Hillary Clinton made an urgent plea to President Obama to step up his efforts to close Guantanamo Bay just weeks before she left the State Department, writing, "We need a White House lead." The confidential January 2013 memo about the military detention center was obtained by The Huffington Post through a FOIA request, reports Ryan J. Reilly:
"We must signal to our old and emerging allies alike that we remain serious about turning the page of GTMO and the practices of the prior decade," Clinton wrote in the document, using the military abbreviation for the U.S. naval base. "The revitalization of transfers, efforts to prosecute some detainees in federal courts, a longer-term approach to the return of Yemeni detainees, and credible periodic reviews would send the signal and renew a credible detention policy."
She also encouraged Obama to consider moving Guantanamo detainees into the country. "If the law permits, I recommend that you consider transfers to the United States for pre-trial detention, trial, and sentences," Clinton wrote.
Clinton worried that support for closing Gitmo would fade during Obama’s second term and laid out a three-point plan to rejuvenate the administration's effort following a congressional focus on restricting transfers of the detainees.
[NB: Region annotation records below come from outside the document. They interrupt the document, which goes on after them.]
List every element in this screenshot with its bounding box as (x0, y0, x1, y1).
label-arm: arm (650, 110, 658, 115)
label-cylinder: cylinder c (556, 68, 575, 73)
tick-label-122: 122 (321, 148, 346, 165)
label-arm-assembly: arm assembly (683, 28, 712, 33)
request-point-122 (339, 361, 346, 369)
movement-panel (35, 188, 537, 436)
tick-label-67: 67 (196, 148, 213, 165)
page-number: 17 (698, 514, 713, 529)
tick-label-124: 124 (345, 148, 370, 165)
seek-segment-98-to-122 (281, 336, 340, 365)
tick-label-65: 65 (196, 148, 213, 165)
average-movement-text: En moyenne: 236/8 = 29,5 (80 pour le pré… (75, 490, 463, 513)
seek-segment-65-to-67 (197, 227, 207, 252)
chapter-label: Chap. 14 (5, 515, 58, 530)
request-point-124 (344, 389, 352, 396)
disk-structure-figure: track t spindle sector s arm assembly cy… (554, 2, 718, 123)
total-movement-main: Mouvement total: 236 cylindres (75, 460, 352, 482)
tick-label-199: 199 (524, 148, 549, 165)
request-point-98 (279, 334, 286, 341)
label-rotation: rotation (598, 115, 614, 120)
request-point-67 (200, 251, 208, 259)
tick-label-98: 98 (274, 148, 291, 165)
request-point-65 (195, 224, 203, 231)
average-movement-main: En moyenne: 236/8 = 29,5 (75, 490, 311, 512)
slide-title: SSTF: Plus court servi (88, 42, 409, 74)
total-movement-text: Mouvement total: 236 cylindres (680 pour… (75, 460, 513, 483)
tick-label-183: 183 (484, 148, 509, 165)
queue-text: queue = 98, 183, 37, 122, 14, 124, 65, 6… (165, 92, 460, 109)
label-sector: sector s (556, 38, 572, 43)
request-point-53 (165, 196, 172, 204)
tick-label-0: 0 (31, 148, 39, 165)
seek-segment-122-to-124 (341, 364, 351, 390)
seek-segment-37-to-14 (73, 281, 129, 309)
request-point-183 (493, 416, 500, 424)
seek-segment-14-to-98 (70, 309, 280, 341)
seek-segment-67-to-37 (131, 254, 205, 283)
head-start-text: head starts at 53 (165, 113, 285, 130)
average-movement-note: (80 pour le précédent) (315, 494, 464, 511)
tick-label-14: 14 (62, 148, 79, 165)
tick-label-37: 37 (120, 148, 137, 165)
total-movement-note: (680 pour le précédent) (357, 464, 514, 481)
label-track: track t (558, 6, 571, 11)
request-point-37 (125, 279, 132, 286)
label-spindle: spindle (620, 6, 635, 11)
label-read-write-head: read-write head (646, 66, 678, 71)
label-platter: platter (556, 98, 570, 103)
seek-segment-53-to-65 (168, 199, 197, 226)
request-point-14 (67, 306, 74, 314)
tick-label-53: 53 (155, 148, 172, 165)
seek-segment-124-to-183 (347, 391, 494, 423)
She also advised Obama to centralize the effort’s leadership by appointing a White House official to "lead all GTMO efforts."
Weeks after the memo was written, and after Obama failed to mention Guantanamo in his inauguration address, a mass hunger strike by detainees would draw attention to the situation. Following a raid to regain control of the facility, military officials found a detainee “almost dying because of hunger and thirst." The Pentagon's Muslim advisor on the base predicted more than one detainee would die.